As Eric pointed out, the spec specifies that you can seek to a specific time, and therefore a specific frame. Firefox seeks video to the frame which contains the seek target time in Ogg and WebM videos FWIW, and begins audio playback from, and syncs the clock to, the start of the Vorbis audio packet which contains the seek target time.

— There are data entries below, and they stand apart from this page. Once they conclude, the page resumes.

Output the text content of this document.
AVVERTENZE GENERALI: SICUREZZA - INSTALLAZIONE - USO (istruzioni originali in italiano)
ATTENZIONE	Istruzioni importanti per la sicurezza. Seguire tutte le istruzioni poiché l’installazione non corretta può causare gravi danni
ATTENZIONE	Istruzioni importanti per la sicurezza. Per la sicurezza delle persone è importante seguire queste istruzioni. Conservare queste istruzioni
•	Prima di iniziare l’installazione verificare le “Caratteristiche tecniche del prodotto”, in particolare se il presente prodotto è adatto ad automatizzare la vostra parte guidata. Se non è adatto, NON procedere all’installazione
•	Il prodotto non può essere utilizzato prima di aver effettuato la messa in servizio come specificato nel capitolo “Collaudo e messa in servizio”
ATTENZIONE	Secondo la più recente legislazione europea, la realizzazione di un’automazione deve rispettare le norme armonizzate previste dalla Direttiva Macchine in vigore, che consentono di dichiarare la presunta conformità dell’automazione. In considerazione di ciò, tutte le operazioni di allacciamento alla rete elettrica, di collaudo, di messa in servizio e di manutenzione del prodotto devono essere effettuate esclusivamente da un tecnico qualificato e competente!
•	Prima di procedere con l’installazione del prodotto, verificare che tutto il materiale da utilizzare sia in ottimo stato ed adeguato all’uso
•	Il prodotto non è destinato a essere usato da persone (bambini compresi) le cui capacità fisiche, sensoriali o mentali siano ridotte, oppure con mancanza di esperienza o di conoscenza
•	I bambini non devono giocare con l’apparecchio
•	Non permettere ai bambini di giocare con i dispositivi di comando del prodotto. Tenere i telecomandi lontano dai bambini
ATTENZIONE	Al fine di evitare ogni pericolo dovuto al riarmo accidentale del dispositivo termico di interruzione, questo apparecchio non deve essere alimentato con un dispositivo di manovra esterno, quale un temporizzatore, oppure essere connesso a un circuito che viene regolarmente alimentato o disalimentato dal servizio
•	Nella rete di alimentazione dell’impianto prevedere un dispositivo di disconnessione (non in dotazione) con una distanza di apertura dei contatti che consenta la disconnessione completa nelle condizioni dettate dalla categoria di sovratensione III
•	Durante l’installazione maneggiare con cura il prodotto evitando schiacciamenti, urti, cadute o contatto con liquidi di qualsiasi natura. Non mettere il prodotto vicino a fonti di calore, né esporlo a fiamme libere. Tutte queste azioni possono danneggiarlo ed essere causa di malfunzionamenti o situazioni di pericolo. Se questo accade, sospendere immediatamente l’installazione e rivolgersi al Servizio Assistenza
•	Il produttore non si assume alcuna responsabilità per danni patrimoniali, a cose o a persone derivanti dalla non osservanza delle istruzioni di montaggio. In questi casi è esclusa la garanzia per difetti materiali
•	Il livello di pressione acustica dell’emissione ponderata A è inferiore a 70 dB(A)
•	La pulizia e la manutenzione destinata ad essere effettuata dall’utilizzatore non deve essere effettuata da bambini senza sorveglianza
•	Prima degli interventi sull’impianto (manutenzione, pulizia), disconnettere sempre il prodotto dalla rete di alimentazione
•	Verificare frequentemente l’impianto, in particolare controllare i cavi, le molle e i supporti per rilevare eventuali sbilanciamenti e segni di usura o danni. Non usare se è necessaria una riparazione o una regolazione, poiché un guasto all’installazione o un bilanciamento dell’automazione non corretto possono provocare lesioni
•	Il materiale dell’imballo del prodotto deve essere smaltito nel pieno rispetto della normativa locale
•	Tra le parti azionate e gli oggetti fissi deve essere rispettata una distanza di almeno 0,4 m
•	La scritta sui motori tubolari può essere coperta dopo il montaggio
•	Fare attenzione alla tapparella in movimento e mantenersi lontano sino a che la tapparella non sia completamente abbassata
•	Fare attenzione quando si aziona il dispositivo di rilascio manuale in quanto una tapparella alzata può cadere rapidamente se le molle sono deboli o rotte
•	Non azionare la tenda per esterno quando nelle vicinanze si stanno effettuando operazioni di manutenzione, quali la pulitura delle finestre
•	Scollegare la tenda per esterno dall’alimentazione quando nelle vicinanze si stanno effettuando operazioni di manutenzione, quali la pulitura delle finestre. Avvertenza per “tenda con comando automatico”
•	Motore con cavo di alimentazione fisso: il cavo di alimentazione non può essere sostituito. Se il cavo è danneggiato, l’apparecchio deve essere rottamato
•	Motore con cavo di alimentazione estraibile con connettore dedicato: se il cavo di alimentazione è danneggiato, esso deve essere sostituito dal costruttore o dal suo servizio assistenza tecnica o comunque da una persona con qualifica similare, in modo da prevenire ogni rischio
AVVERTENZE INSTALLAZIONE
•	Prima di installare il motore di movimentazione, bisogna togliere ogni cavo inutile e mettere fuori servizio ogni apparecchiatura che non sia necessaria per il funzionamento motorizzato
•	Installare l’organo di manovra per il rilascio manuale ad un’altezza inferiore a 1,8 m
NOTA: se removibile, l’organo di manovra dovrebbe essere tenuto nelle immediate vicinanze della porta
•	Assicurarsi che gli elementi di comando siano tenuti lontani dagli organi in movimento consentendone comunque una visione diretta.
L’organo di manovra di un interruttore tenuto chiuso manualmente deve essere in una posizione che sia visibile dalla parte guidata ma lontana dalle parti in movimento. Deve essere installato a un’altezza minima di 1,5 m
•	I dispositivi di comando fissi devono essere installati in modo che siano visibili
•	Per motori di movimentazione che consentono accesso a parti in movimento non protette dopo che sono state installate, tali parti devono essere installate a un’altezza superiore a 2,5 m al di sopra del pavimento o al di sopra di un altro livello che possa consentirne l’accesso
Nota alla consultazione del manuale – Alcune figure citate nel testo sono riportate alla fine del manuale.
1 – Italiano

If a browser doesn't seek accurately enough, that is an implementation issue in that browser, and you should file a bug in that project's bug tracker.

Regards,
Chris Pearce.

On 10/01/2011 8:14 a.m., Rob Coenen wrote:
I have written a simple test using a H264 video with burned-in timecode
(every frame is visually marked with the actual SMPTE timecode)
Webkit is unable to seek to the correct timecode using 'currentTime', it's
always a whole bunch of frames off from the requested position. I reckon it
simply seeks to the nearest keyframe?

-Rob


On Fri, Jan 7, 2011 at 5:02 PM, Eric Carlson<eric.carl...@apple.com>  wrote:

On Jan 7, 2011, at 8:22 AM, Rob Coenen wrote:

are there any plans on adding frame accuracy and/or SMPTE support to
HTML5
video?

As far as I know it's currently impossible to play HTML5 video
frame-by-frame, or seek to a SMPTE compliant (frame accurate) time-code.
The nearest seek seems to be precise to roughly 1-second (or nearest
keyframe perhaps, can't tell).

Flash seems to be the only solution that I'm aware of that can access
video
on a frame-by-frame basis (even though you the Flash Media Server to make
it
work).
Seeking to a SMPTE time-code is completely impossible with any solution I
have looked at.

Very interested to learn what the community POV is, and why it isn't
already
implemented.

   'currentTime' is a double so you should be able to seek more accurately
than one second - modulo the timescale of the video file and how the UA
supports seeking to inter-frame times.